The Problem:
A man is running for a bus at 3 m/ s. When he is 100 m from the bus stop, the bus passes him going at 8 m /s If the deceleration of the bus is constant, at what constant rate should the man accelerate so as to arrive at the bus stop at the same instant as the bus?
Douglas Quadling Mechanics1 Miscellaneous Exercise1 Q9
A man is running for a bus at 3 m s. When he is 100 m from the bus stop, the bus passes him going at 8 m s1…..
Given:
- Man’s initial speed: 3 m/s
- Distance to the bus stop: 100 m
- Bus’s initial speed: 8 m/s
- Bus’s deceleration: constant (unknown)
- Man’s acceleration: constant (to be determined)

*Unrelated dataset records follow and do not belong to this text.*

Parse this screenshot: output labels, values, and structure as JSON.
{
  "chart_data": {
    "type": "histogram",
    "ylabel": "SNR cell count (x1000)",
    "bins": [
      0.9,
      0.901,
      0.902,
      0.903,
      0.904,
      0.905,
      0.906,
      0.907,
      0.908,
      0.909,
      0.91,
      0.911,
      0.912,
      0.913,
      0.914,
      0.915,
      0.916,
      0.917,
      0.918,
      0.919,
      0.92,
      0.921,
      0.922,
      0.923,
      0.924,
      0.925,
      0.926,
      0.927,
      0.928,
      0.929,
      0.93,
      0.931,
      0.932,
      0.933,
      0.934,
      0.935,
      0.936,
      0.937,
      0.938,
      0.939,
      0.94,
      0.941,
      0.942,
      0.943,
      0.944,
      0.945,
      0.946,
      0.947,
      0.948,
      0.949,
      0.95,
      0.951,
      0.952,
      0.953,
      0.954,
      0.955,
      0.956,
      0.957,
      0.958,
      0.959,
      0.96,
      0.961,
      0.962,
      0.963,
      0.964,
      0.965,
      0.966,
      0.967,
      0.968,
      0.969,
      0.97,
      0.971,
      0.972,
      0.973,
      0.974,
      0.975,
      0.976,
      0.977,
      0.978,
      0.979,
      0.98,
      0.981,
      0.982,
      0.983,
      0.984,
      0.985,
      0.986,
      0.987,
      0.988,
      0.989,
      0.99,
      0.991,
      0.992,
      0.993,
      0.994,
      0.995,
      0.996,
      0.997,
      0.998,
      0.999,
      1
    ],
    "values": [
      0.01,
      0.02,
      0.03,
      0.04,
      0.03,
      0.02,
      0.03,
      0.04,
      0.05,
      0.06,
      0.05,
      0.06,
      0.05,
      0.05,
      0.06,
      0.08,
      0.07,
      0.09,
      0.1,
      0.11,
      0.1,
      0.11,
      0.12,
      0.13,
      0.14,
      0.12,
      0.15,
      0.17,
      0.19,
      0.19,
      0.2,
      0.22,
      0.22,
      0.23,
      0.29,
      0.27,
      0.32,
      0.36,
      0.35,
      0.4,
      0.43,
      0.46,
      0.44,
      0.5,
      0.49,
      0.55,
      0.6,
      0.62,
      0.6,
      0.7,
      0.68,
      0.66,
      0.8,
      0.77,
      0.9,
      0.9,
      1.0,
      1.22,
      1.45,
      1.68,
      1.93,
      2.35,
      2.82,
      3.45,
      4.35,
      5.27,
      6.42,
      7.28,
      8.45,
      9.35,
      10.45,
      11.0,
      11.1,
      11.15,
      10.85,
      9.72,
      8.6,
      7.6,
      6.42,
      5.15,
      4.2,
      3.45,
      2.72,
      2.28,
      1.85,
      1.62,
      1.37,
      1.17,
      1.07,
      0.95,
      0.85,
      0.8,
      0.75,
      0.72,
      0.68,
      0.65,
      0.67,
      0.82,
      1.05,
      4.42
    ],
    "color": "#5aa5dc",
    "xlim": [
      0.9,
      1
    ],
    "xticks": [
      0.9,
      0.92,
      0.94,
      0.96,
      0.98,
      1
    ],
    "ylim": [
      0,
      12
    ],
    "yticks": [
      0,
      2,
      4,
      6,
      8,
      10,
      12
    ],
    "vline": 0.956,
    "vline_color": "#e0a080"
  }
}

Step 1: Time for the bus to reach the bus stop
The bus is decelerating, so its motion is described by:
Distance = (Initial Speed × Time) – (0.5 × Deceleration × Time²)
At the bus stop, the bus’s final speed is 0 m/s. Using the equation:
Final Speed = Initial Speed – (Deceleration × Time)
Substitute the values:
0 = 8 – (Deceleration × Time)
This gives:
Deceleration = 8 / Time
Substitute this into the distance equation:
100 = 8 × Time – 0.5 × (8 / Time) × Time²
Simplify:
100 = 8 × Time – 4 × Time
100 = 4 × Time
Time = 25 seconds
Step 2: Time for the man to reach the bus stop
The man is accelerating, so his motion is described by:
Distance = (Initial Speed × Time) + (0.5 × Acceleration × Time²)
Substitute the values:
100 = 3 × 25 + 0.5 × Acceleration × 25²
Simplify:
100 = 75 + 0.5 × Acceleration × 625
100 – 75 = 0.5 × 625 × Acceleration
25 = 312.5 × Acceleration
Acceleration = 25 / 312.5
Acceleration = 0.08 m/s²
Final Answer:
The man must accelerate at a constant rate of 0.08 m/s² to arrive at the bus stop at the same time as the bus.